Redução do AFRMM no BR do Mar não serve à cabotagem e impacta indústria naval, dizem especialistas

  • 18/06/2020

O programa do governo federal de incentivo à cabotagem, o BR do Mar, continua gerando discussões, apesar de já finalizado e prestes a ser encaminhado ao Congresso Nacional. Para especialistas na área, uma das principais mudanças previstas pelo projeto, que pretende reduzir o Adicional ao Frete para Renovação da Marinha Mercante (AFRMM) na navegação de longo curso, não serve de incentivo ao setor, como deve ainda impactar negativamente a indústria naval brasileira. A redução no AFRMM no longo curro prevista pelo governo é de 25% para 10%. Atualmente o projeto se encontra na Casa Civil e deve chegar ao Congresso ainda este mês.

A taxa de AFRMM é destinada a compor o Fundo da Marinha Mercante (FMM), cujo objetivo principal é estimular a construção naval, bem como melhorar o sistema de transporte aquaviário. No entanto, de acordo com o consultor, Djalma Netto, ao longo dos anos a cabotagem praticamente não utilizou esse recurso. Ele afirmou que o fundo tem sido destinado, principalmente, para a construção de estaleiros, setor de apoio marítimo e navegação interior.

Embora ressalte que não conheça a fundo o projeto do governo federal, Netto acredita que a mudança sobre o adicional de frete não terá efeitos significativos sobre a cabotagem. Por outro lado, segundo ele, deve impactar negativamente o setor da indústria naval, tendo em vista que 95% dos recursos do FMM são provenientes do AFRMM do longo curso. “O impacto será grande, pois vai reduzir para metade os recursos”, frisou.

Segundo ele ainda, a proposta de redução beneficia o setor do agronegócio que, atualmente, paga um custo adicional na ordem de 25% da produção com o frete. Para ele, diante desse cenário, o que o governo deve fazer é sentar, analisar melhor o problema e fazer as contas sobre os impactos positivos e negativos que a proposta pode causar aos setores envolvidos.

Na avaliação do vice-presidente executivo do Sindicato Nacional da Indústria da Construção e Reparação Naval e Offshore (Sinaval), Sergio Bacci, a proposta de redução do AFRMM surge para atender a demanda do agronegócio e da Confederação da Agricultura e Pecuária do Brasil (CNA), com o objetivo de reduzir, especialmente, o valor sobre a importação dos fertilizantes. “A verdade é que tão pegando carona na cabotagem para reduzir o Fundo da Marinha Mercante”, criticou.

De acordo com ele, o governo tem afirmado que existe muito recurso no FMM e que essa redução sobre o adicional da navegação de longo curso não vai interferir de forma significativa no montante atual.

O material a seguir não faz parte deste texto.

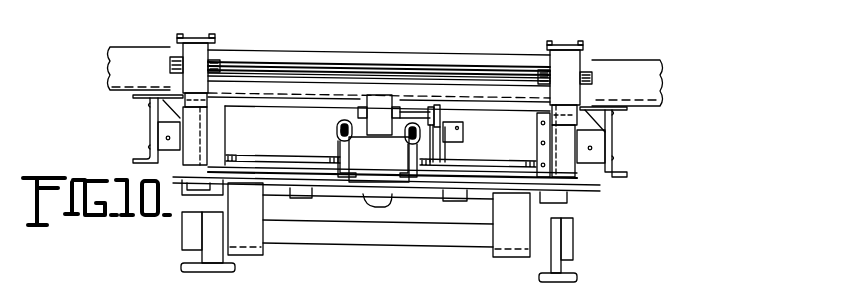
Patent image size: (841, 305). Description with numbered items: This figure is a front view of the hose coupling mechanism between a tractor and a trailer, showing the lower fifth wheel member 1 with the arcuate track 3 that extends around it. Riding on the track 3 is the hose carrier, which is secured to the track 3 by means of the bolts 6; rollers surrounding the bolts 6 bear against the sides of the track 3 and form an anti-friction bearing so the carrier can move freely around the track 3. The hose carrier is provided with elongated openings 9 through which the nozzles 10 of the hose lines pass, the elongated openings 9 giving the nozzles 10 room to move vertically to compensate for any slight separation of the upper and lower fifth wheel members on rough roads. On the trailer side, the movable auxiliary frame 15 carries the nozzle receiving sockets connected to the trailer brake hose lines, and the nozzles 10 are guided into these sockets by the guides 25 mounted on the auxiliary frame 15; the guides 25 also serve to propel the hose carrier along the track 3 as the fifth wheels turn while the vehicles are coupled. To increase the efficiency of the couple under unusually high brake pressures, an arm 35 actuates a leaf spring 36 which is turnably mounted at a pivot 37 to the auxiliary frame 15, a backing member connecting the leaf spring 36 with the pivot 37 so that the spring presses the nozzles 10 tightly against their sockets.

The lower fifth wheel member 1 is at (522, 199).
The arcuate track 3 is at (572, 190).
The bolts 6 is at (403, 172).
The elongated openings 9 is at (338, 128).
The nozzles 10 is at (337, 138).
The movable auxiliary frame 15 is at (646, 64).
The guides 25 is at (243, 155).
The arm 35 is at (443, 151).
The leaf spring 36 is at (381, 100).
The pivot 37 is at (416, 110).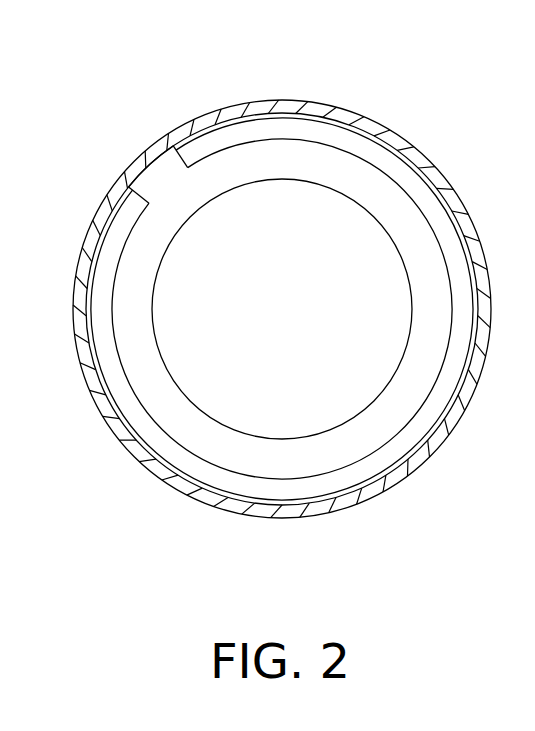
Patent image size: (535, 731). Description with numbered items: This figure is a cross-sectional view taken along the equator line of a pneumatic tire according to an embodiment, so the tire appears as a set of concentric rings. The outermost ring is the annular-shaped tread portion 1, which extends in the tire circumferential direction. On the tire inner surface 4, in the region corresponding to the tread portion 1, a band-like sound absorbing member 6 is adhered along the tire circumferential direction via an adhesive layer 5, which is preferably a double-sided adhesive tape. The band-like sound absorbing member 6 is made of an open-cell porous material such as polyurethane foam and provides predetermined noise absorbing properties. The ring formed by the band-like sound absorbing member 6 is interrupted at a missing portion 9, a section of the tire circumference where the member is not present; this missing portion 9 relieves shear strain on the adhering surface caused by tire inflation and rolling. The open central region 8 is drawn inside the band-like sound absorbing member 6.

The tread portion 1 is at (332, 102).
The tire inner surface 4 is at (140, 173).
The adhesive layer 5 is at (217, 122).
The band-like sound absorbing member 6 is at (283, 127).
The inner bore 8 is at (370, 187).
The missing portion 9 is at (158, 177).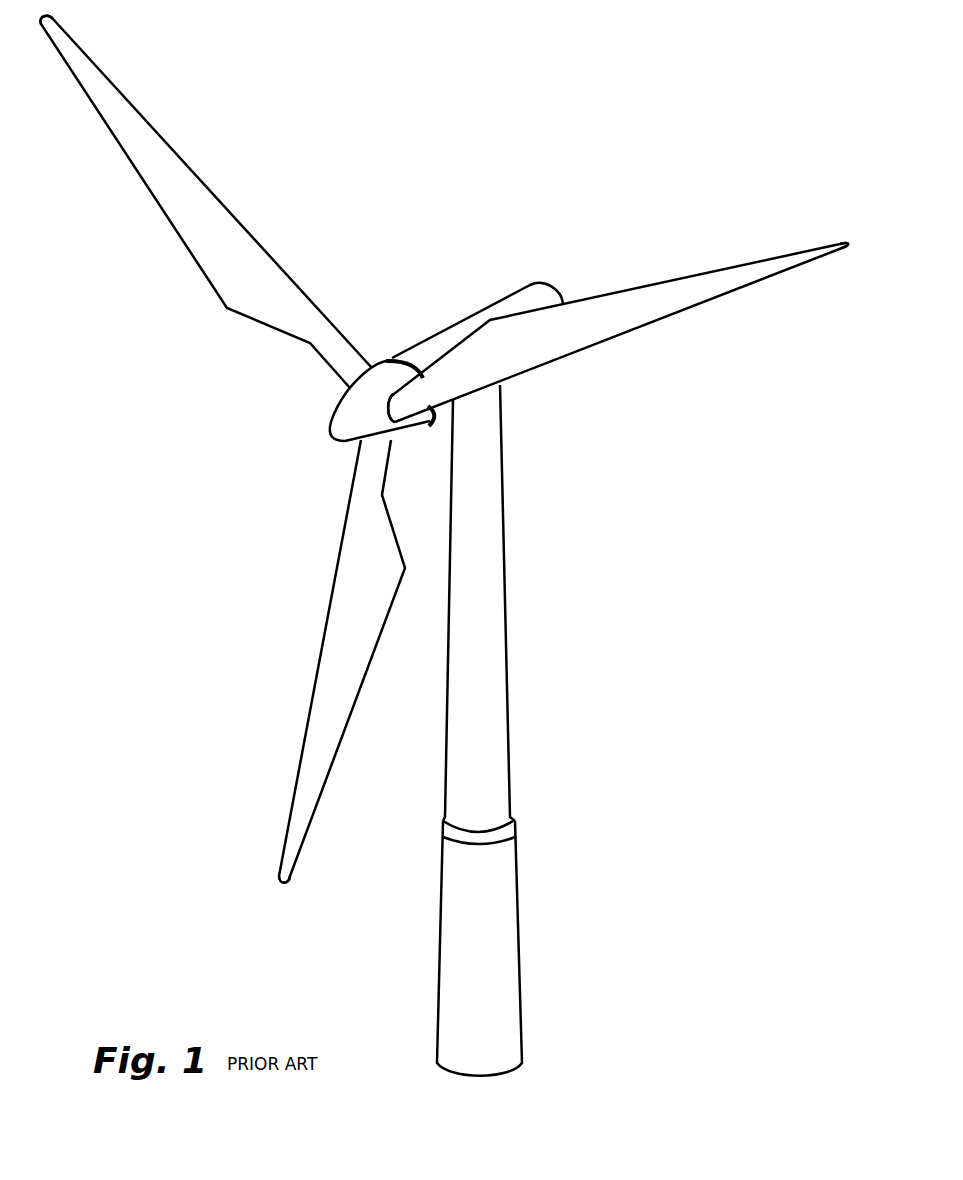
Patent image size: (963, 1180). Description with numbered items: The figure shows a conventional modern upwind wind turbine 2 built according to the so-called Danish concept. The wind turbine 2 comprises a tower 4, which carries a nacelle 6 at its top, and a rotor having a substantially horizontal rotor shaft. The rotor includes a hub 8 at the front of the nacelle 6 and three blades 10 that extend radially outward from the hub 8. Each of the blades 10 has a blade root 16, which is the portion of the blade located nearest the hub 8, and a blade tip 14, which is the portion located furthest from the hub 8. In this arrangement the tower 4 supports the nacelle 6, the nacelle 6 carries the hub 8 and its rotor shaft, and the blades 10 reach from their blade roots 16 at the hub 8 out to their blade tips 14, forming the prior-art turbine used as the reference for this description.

No entanto, segundo ele, haverá um forte impacto com a redução, principalmente, no setor da indústria naval já fragilizada no país.

Bacci afirmou que a proposta do governo também caminha na contramão das possibilidades de retomada no contexto de pós-pandemia do novo coronavírus. Segundo ele, o investimento na indústria, não apenas na indústria naval, poderia reduzir o impacto do desemprego que será gerado pela crise atual.

Para ele, o investimento na indústria seria ainda mais importante nesse momento do que no comércio, por exemplo, tendo em vista que depois da pandemia as pessoas estarão com menos poder de compra, o que vai reduzir inevitavelmente a demanda do comércio. “Se o projeto (da BR do Mar) já era um absurdo antes da pandemia, no pós-pandemia vai ser um absurdo em dobro”, disse.

O diretor da Erres Shipping Services, Luiz Labruna, lembrou que normalmente os projetos que buscam flexibilizar as normas a respeito da navegação de cabotagem brasileira, são, em essência, promotores de polêmicas tanto ela abrangência, como pela forma que alguns pontos são abordados. Entretanto, ele também entende que a redução da alíquota sobre a remuneração do transporte aquaviário de longo curso, não sirva como medida de incentivo à navegação de cabotagem.

Sobre o Projeto de Lei apresentado pela senadora Kátia Abreu, também sobre a cabotagem, e que prevê, entre outras medidas, a extinção gradativa do AFRMM, ele afirmou não acreditar que tal extinção seja uma solução nem que contribua, de forma significativa, em efetiva redução do frete aquaviário. “Os problemas a serem enfrentados, de fato, dizem respeito às questões de garantias perante os agentes financeiros do FMM”, frisou.